Instagram co-founder on the power of search, and co-engineering inside the Facebook empire

Derrick Harris
> S C A L E

--

On Wednesday, Instagram unveiled details of its new search features and search architecture, which is based on the Unicorn technology developed by parent company Facebook. You can read the details here in its blog post.

In this interview with Scale, Instagram Co-founder Mike Krieger talks about why search is so important to Instagram and why the move to Unicorn is such as big deal. He also discusses how to successfully work on technology integrations within large companies like Facebook, and he touches on the potential of deep learning, which is now making its way into Instagram’s search algorithms.

SCALE: At a high level, what’s the big improvement for users from moving to a Unicorn-based search architecture? More accurate, or more flexible, searches?

MIKE KRIEGER: It’s a combination of the two. I think of these things as verticals: We have our user search, our hashtag search and our places search — which is new as of our launch that we did in late June — and we also actually use the same search backend to show, even within a tag, what are the best photos representative of that tag.

So, as an example, the U.S. women’s soccer team parade was last week, and using the same Unicorn backend we were able to say which of photos are the most interesting ones from the event. We showed that it was everything from Hope Solo taking a photo at the parade, to people on the ground covering it from sports sites.

Switching to Unicorn, and all the work that the search team has done in the first half of the year, really unlocked huge new types of searches, like places, and then within each of those types of searches it made them far better in terms of their ranking and their relevance. And that is what’s borne out in the data, which is that people are actually finding what they’re looking for, which is something that just wasn’t as true before.

“We can dream up the products we always wanted to build but were held up by not having the right technology before.”

Can Instagram users go as far as searching only by followers, or even more granular? Or is that type of info just used for ranking right now?

Right now, we don’t expose that as something you can specify — “by people I follow,” for example. But that’s a signal we can use for things like top posts, and you can imagine in the future even having the ability to drill into things just by people I follow, or people that are somehow in my network and so on.

The really cool thing is that we got a product out that starts having some of these possibilities, but the big thing is all that Unicorn unlocks with regard to flexibility of how you can search and query. We’re really well set up for the future in terms of all our stuff that matters is in there, and we can dream up the products we always wanted to build but were held up by not having the right technology before.
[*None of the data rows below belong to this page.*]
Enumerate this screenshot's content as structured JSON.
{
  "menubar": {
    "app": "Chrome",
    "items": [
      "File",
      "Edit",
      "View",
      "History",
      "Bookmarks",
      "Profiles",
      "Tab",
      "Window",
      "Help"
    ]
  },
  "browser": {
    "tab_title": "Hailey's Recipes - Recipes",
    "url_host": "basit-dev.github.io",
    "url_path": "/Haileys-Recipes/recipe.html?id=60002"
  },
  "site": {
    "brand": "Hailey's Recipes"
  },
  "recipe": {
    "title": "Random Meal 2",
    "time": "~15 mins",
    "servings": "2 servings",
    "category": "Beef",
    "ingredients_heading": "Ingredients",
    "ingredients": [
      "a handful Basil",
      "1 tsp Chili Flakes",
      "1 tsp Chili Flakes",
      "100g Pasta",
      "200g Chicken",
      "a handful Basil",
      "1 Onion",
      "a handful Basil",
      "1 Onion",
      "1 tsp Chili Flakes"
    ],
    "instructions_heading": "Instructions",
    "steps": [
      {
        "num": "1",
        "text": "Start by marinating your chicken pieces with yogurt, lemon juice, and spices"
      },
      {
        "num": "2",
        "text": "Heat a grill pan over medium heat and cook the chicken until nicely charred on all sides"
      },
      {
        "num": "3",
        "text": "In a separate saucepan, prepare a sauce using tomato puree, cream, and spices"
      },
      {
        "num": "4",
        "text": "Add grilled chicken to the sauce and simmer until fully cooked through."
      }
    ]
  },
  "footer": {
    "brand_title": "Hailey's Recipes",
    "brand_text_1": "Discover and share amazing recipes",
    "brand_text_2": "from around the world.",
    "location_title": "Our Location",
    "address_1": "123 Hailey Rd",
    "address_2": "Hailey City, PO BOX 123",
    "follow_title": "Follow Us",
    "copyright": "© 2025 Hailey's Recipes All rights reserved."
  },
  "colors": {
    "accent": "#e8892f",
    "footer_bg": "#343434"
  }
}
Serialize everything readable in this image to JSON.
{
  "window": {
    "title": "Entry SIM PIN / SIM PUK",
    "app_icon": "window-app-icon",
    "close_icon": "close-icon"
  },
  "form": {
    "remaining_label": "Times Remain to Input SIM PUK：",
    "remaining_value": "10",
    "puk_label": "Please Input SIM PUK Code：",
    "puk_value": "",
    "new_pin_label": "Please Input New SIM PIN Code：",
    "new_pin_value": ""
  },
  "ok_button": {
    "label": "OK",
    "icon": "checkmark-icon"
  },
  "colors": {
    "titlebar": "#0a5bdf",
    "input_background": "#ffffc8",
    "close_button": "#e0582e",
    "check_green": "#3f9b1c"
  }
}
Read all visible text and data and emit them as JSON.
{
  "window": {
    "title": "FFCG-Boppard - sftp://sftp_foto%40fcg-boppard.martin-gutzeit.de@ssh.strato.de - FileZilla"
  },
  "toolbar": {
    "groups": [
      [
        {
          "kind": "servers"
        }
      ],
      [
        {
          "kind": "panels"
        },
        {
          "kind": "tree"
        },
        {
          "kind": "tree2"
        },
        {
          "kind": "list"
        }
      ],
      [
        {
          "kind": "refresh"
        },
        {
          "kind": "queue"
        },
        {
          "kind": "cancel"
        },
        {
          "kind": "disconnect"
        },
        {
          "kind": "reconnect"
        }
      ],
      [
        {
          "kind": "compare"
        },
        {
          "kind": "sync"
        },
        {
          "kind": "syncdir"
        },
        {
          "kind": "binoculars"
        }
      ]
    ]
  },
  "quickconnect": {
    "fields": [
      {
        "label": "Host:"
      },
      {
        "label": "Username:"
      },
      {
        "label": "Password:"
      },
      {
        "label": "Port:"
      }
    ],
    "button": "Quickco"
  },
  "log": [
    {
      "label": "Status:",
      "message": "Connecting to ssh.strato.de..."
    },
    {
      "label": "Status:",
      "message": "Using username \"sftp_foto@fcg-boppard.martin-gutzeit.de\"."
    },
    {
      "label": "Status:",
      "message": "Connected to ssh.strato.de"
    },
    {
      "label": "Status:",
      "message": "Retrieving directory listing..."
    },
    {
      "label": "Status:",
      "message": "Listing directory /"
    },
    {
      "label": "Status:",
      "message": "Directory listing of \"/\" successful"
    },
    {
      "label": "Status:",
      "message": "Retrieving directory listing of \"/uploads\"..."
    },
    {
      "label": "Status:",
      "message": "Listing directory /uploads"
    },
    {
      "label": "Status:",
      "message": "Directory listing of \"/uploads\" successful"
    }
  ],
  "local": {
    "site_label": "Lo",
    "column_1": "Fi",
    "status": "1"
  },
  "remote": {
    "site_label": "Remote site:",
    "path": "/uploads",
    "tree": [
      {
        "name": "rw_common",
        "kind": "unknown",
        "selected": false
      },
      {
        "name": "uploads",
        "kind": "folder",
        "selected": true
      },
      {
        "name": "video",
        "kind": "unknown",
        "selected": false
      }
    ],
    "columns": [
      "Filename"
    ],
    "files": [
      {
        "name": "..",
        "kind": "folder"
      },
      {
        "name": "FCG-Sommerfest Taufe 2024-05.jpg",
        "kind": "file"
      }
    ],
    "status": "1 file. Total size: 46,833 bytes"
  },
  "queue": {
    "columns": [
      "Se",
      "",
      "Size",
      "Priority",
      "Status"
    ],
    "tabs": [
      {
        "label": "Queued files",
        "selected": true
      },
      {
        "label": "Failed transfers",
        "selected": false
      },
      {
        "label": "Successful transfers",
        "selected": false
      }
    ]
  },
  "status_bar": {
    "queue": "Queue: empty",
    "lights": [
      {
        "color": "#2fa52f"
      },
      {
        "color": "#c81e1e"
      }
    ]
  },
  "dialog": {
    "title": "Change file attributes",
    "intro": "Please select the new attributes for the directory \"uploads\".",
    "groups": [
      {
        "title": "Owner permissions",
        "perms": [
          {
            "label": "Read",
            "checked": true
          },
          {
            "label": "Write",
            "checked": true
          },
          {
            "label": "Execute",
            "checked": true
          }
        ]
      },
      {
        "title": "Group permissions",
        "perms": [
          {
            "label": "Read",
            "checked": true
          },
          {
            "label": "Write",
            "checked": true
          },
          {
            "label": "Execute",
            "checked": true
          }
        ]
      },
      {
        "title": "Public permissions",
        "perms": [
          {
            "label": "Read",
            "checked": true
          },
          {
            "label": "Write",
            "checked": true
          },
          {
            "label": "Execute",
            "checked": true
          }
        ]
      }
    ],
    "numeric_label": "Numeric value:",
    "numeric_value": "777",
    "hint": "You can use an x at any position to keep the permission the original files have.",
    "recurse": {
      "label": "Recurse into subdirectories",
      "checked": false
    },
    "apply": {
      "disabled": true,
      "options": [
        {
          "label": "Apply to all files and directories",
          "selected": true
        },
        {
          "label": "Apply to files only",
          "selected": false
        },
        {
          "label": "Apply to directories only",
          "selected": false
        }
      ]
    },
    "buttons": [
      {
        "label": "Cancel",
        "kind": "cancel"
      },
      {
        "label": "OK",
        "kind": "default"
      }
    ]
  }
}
The Instagram search architecture. Source: Instagram

Does Unicorn work internally, too, for business intelligence or analytics?

It’s a little bit of both. On the business intelligence and internal analytics side, the same data source that gets piped into Unicorn also gets piped into Hive, which we use for a lot of the more-offline-type queries that we might interested in. But one internal thing that’s pretty cool with Unicorn, just from a team dynamic and product development side, is because trying a different query doesn’t involve re-indexing the data, you can just try it out using the really flexible search syntax that we use internally.

It took product-development ideas from, say, “Yeah, it would be cool if we could get a list of every photo you’ve liked and rank it by how close they are in your core community, but it’s going to be like two weeks for us to re-index the data and if it’s not the right product then we’ve wasted all this time,” to “I’m just going to try this out. Oh, this is cool data, now we can starting thinking about what product makes sense there.”

Lowering that iteration time on ideas kind of flips the bit from previously, when we might just dismiss the idea because it was such a big bet to go build it.

Can you walk me through how media search in Instagram differs from user or hashtag search?

The way I think about the first few kinds of search — locations, hashtags and users — is those are all pointers to what really matters on Instagram, which is the content, the moments, the photos and videos. With those, you’re really just ranking … when I type the word “John,” which John should show up is a really personal experience and it’s really all about finding the accounts.

But then within a hashtag or a location — and in the future you can imagine other things, maybe a topic that’s trending — we want to be able to say, for example, “Alright, we know you’re interested the Stanford Dish. What are the most amazing things we can show you that are happening at the Stanford Dish recently?”

What’s interesting with Unicorn is we can iterate on that daily, or even try out quick tests and say that for 1 percent of people it will be about the photos that are taken by people who are closest to you in your network, depending on who you follow. Or the photos that were liked by the most people, and we don’t just want likes for all time because we want stuff that’s fresh and relevant. So maybe it’s photos that were liked recently, and all of those different algorithmic tweaks.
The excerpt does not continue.